Classroom: MPI 3rd Floor Rotunda.
Class Hours: Tuesday 4:15-5:45.
First Class: October 13th.
Office Hours: Chien-Chung, Monday 4-5PM, Kurt, Tuesday 3-4PM.
Description: this seminar course focuses on algorithmic game theory. You can find the syllabus here. Our course will be based on certain selected papers and a recent book written by Nisan, Roughgarden, Tardos and Vazirani.
Policy: students will be divided into two or three groups (depending on the number of enrolled students). All students are expected to read all materials. In every week, one group of students will be responsible for presenting. In particular, three students are chosen at random in the group to present (he/she will be informed two days in advance).
First Week: Chien-Chung gave an introduction to algorithmic game theory. Simple examples such as the prisoner's dilemma and battle of the sexes are discussed. A proof of von Neumann's minimax theorem is also presented.
Second week: Chien-Chung discussed several topics about the ineffiency of equilibria and mechanism design, such as the price of anarchy/stability, Braess' paradox, and the second-price auction. The existence of pure Nash equilibria in load balancing game in the context of related machines is proved. The tight bound of the price of anarchy for identical machines in pure Nash equilibria is also shown.
Third Week: Christopher Haccius, Hendrik Molter, and Paarijaat Aditya presented the price of anarchy and an algorithm for finding Nash equilibria for load balancing games in the context of uniformely related machines.
Fourth Week: Karl Bringmann, Xiaoqi Cao and Goran Doychev presented the paper: Selfish Load Balancing and Atomic Congestion Games by Subhash Suri, Csaba D. Toth, and Yunhong Zhou (SPAA 2004, Journal version in Algorithmica 2007).
Fifth Week: Martin Schmidt, Stephan Max and Helge Rhodin discussed potential games (Sections 19.3, 19.4).
Sixth Week: Krzysztof Drys, Qinqing Zheng, and Paarijaat Aditya discussed routing games (Sections 18.3, 18.4, 18.5).
Seventh Week: Marc Eisenbarth and Yongtao Shuai presented a paper by Nisan and Ronen: Algorithmic Mechanism Design (STOC 1999).

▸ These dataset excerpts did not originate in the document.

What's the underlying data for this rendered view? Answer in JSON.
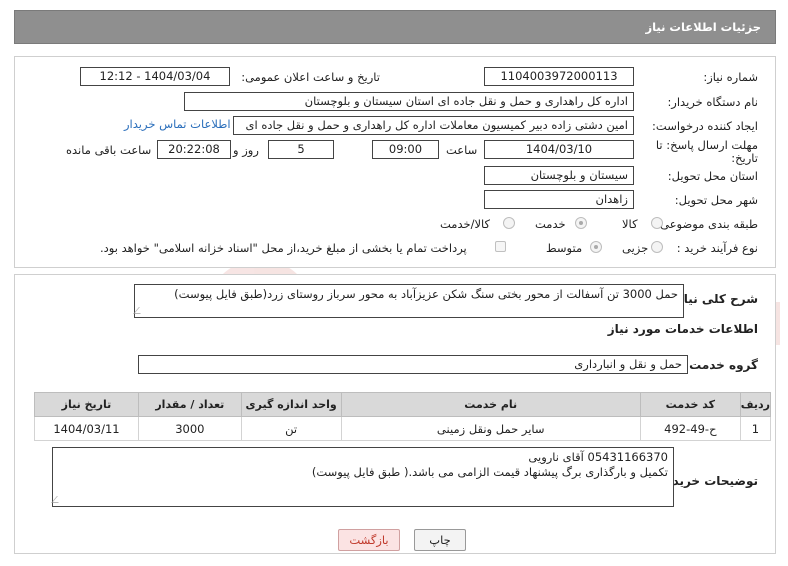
{
  "header": {
    "title": "جزئیات اطلاعات نیاز"
  },
  "form": {
    "need_number_label": "شماره نیاز:",
    "need_number": "1104003972000113",
    "announce_label": "تاریخ و ساعت اعلان عمومی:",
    "announce_value": "1404/03/04 - 12:12",
    "buyer_label": "نام دستگاه خریدار:",
    "buyer_value": "اداره کل راهداری و حمل و نقل جاده ای استان سیستان و بلوچستان",
    "creator_label": "ایجاد کننده درخواست:",
    "creator_value": "امین دشتی زاده دبیر کمیسیون معاملات اداره کل راهداری و حمل و نقل جاده ای",
    "contact_link": "اطلاعات تماس خریدار",
    "deadline_label_1": "مهلت ارسال پاسخ: تا",
    "deadline_label_2": "تاریخ:",
    "deadline_date": "1404/03/10",
    "time_label": "ساعت",
    "deadline_time": "09:00",
    "days_value": "5",
    "days_label": "روز و",
    "remaining_time": "20:22:08",
    "remaining_label": "ساعت باقی مانده",
    "province_label": "استان محل تحویل:",
    "province_value": "سیستان و بلوچستان",
    "city_label": "شهر محل تحویل:",
    "city_value": "زاهدان",
    "category_label": "طبقه بندی موضوعی:",
    "category_options": [
      "کالا",
      "خدمت",
      "کالا/خدمت"
    ],
    "process_label": "نوع فرآیند خرید :",
    "process_options": [
      "جزیی",
      "متوسط"
    ],
    "payment_note": "پرداخت تمام یا بخشی از مبلغ خرید،از محل \"اسناد خزانه اسلامی\" خواهد بود."
  },
  "description": {
    "label": "شرح کلی نیاز:",
    "value": "حمل 3000 تن آسفالت از محور بختی سنگ شکن عزیزآباد به محور سرباز روستای زرد(طبق فایل پیوست)"
  },
  "services": {
    "section_title": "اطلاعات خدمات مورد نیاز",
    "group_label": "گروه خدمت:",
    "group_value": "حمل و نقل و انبارداری",
    "columns": [
      "ردیف",
      "کد خدمت",
      "نام خدمت",
      "واحد اندازه گیری",
      "تعداد / مقدار",
      "تاریخ نیاز"
    ],
    "rows": [
      [
        "1",
        "ح-49-492",
        "سایر حمل ونقل زمینی",
        "تن",
        "3000",
        "1404/03/11"
      ]
    ]
  },
  "buyer_notes": {
    "label": "توضیحات خریدار:",
    "line1": "05431166370 آقای نارویی",
    "line2": "تکمیل و بارگذاری برگ پیشنهاد قیمت الزامی می باشد.( طبق فایل پیوست)"
  },
  "buttons": {
    "print": "چاپ",
    "back": "بازگشت"
  },
  "watermark": {
    "text": "AriaTender.neT"
  },
  "colors": {
    "header_bg": "#8f8f8f",
    "link": "#2a6ebb",
    "back_text": "#c0392b"
  }
}
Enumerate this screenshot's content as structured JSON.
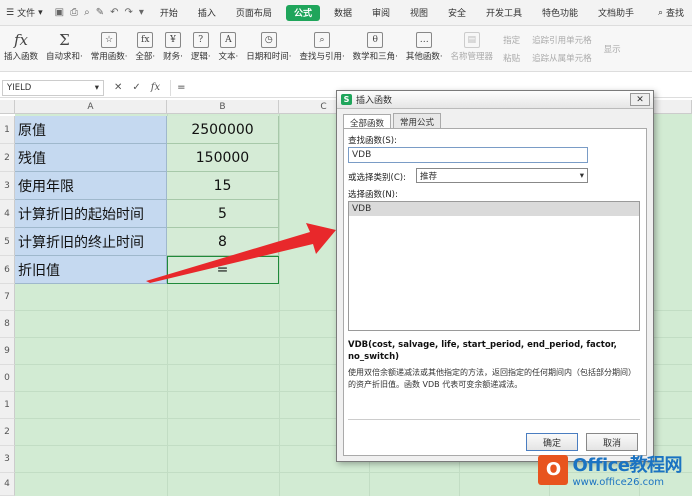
{
  "menubar": {
    "file_label": "文件",
    "tabs": [
      "开始",
      "插入",
      "页面布局",
      "公式",
      "数据",
      "审阅",
      "视图",
      "安全",
      "开发工具",
      "特色功能",
      "文档助手"
    ],
    "active_tab": "公式",
    "search_label": "查找"
  },
  "ribbon": {
    "insert_function": "插入函数",
    "autosum": "自动求和·",
    "recent": "常用函数·",
    "all": "全部·",
    "finance": "财务·",
    "logic": "逻辑·",
    "text": "文本·",
    "datetime": "日期和时间·",
    "lookup": "查找与引用·",
    "math": "数学和三角·",
    "other": "其他函数·",
    "name_manager": "名称管理器",
    "specify": "指定",
    "paste": "粘贴",
    "trace_precedents": "追踪引用单元格",
    "trace_dependents": "追踪从属单元格",
    "show": "显示"
  },
  "formula_bar": {
    "name_box": "YIELD",
    "formula": "="
  },
  "columns": [
    "A",
    "B",
    "C"
  ],
  "rows": [
    "1",
    "2",
    "3",
    "4",
    "5",
    "6",
    "7",
    "8",
    "9",
    "0",
    "1",
    "2",
    "3",
    "4"
  ],
  "table": [
    {
      "label": "原值",
      "value": "2500000"
    },
    {
      "label": "残值",
      "value": "150000"
    },
    {
      "label": "使用年限",
      "value": "15"
    },
    {
      "label": "计算折旧的起始时间",
      "value": "5"
    },
    {
      "label": "计算折旧的终止时间",
      "value": "8"
    },
    {
      "label": "折旧值",
      "value": "="
    }
  ],
  "dialog": {
    "title": "插入函数",
    "tab_all": "全部函数",
    "tab_common": "常用公式",
    "search_label": "查找函数(S):",
    "search_value": "VDB",
    "category_label": "或选择类别(C):",
    "category_value": "推荐",
    "select_label": "选择函数(N):",
    "list_items": [
      "VDB"
    ],
    "signature": "VDB(cost, salvage, life, start_period, end_period, factor, no_switch)",
    "description": "使用双倍余额递减法或其他指定的方法，返回指定的任何期间内（包括部分期间）的资产折旧值。函数 VDB 代表可变余额递减法。",
    "ok": "确定",
    "cancel": "取消"
  },
  "watermark": {
    "line1": "Office教程网",
    "line2": "www.office26.com"
  },
  "colors": {
    "accent": "#1fa55b",
    "arrow": "#e8282b"
  }
}
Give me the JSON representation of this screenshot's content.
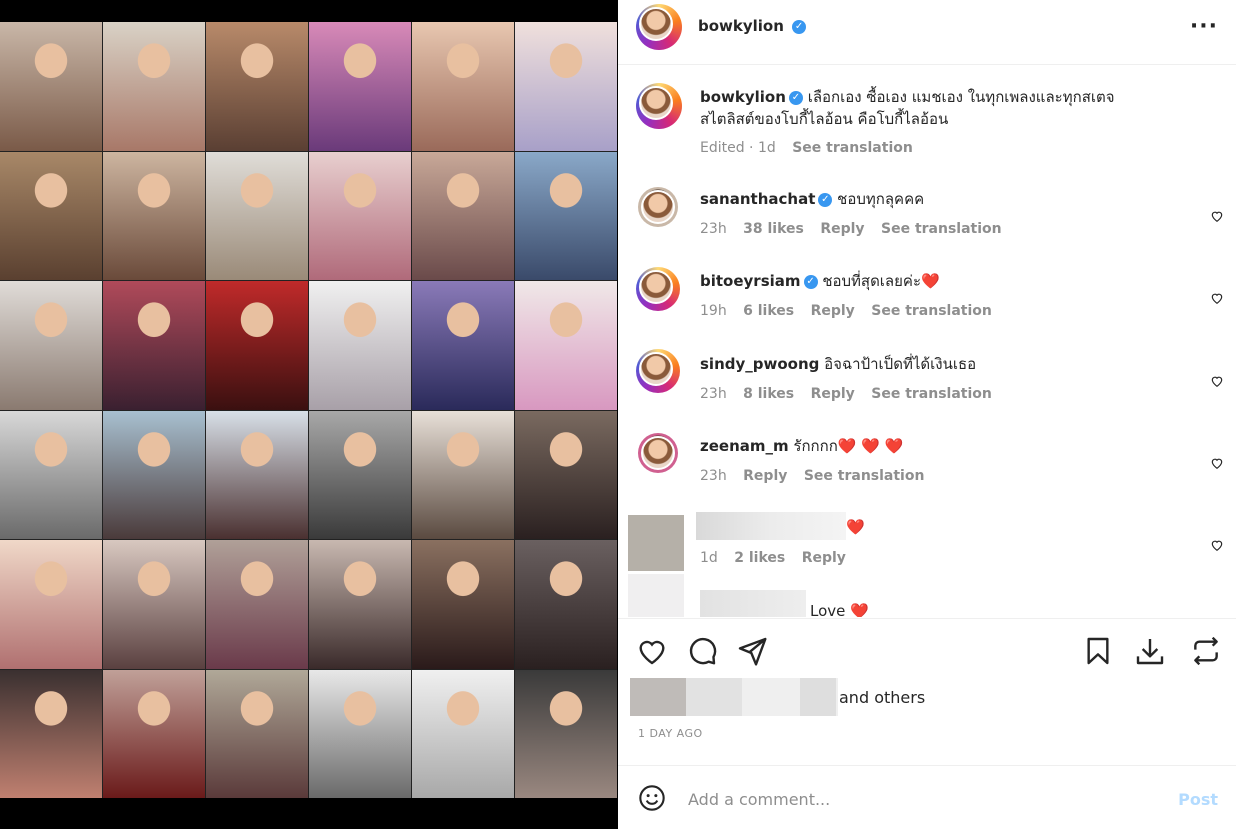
{
  "post": {
    "username": "bowkylion",
    "caption_user": "bowkylion",
    "caption_line1": "เลือกเอง ซื้อเอง แมชเอง ในทุกเพลงและทุกสเตจ",
    "caption_line2": "สไตลิสต์ของโบกี้ไลอ้อน คือโบกี้ไลอ้อน ",
    "caption_edited": "Edited · 1d",
    "see_translation": "See translation"
  },
  "comments": [
    {
      "user": "sananthachat",
      "verified": true,
      "text": "ชอบทุกลุคคค",
      "time": "23h",
      "likes": "38 likes",
      "reply": "Reply",
      "translate": "See translation"
    },
    {
      "user": "bitoeyrsiam",
      "verified": true,
      "text": "ชอบที่สุดเลยค่ะ❤️",
      "time": "19h",
      "likes": "6 likes",
      "reply": "Reply",
      "translate": "See translation"
    },
    {
      "user": "sindy_pwoong",
      "verified": false,
      "text": "อิจฉาป้าเป็ดที่ได้เงินเธอ",
      "time": "23h",
      "likes": "8 likes",
      "reply": "Reply",
      "translate": "See translation"
    },
    {
      "user": "zeenam_m",
      "verified": false,
      "text": "รักกกก❤️ ❤️ ❤️",
      "time": "23h",
      "likes": "",
      "reply": "Reply",
      "translate": "See translation"
    },
    {
      "user": "",
      "verified": false,
      "text": "❤️",
      "time": "1d",
      "likes": "2 likes",
      "reply": "Reply",
      "translate": ""
    },
    {
      "user": "",
      "verified": false,
      "text": "Love ❤️",
      "time": "",
      "likes": "",
      "reply": "",
      "translate": ""
    }
  ],
  "likes_text": "and others",
  "date_text": "1 DAY AGO",
  "comment_input": {
    "placeholder": "Add a comment..."
  },
  "post_button": "Post",
  "icons": [
    "more-icon",
    "heart-icon",
    "comment-icon",
    "share-icon",
    "bookmark-icon",
    "download-icon",
    "repost-icon",
    "emoji-icon"
  ],
  "colors": {
    "verified": "#3897f0",
    "post_disabled": "#b3dbff",
    "muted": "#8e8e8e",
    "like_heart": "#ed4956"
  }
}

Angelina Vidali is very kind to be our guest teacher.
Eighth Week: Touseef Liaqat, Sebastian Wendland, Stephan Max, Helge Rhodin, Aliaksandr Talaika, Christopher Haccius presented a paper by Correa, Schulz and Stier-Moses: A Geometric Approach to the Price of Anarchy in Nonatomic Congestion Games (Games and Economic Behavior 2008).
Ninth Week: Andreas Rau, Karsten Knuth, Heiko Jenal, Qinqing Zheng, Hendrik Molter and Frederic Raber presented combinatorial auctions (Sections 11.1, 11.2, 11.3).
Tenth Week: Yongtao Shuai, Marvin Kuennemann, and Faraz Manshad presented the design of scalable resource allocation mechanisms (Sections 21.1 21.2).
Eleventh Week: Maksim Lapin, Weijia Shao, Martin Schmidt, Touseef Liaqat, Stephan Max, and Aliaksandr Talaika presented a paper by George Christodoulou, Elias Koutsoupias, Akash Nanavati: Coordination Mechanism (ICALP 2004).
Twelfth Week: Yongtao Shuai, Xiaoqi Cao, Kaushik Mukherjee, Marvin Kunnemann, Marc Eisenbarth, and Faraz Manshadi presented a paper by Correa, Schulz and Steir Moses: Computational Complexity, Fairness, and the Price of Anarchy of the Maximum Latency Problem (IPCO 2004).
Thirteenth Week: Andreas Rau, Christian Mathieu, and Praveen Chundi presented a paper by Buchfuhrer et al.: Inapproximability for VCG-Based Combinatorial Auctions (SODA 2010).
Fourteenth Week : Helge Rhodin, Christopher Haccius, Kaushik Mukherjee, Fidaa Abed, Marvin Kunnemann, and Touseef Liaqat presented a paper by George Christodoulou, Elias Koutsoupias: On the Price of Anarchy and Stability of Correlated Equilibria of Linear Congestion Games. (ESA 2005).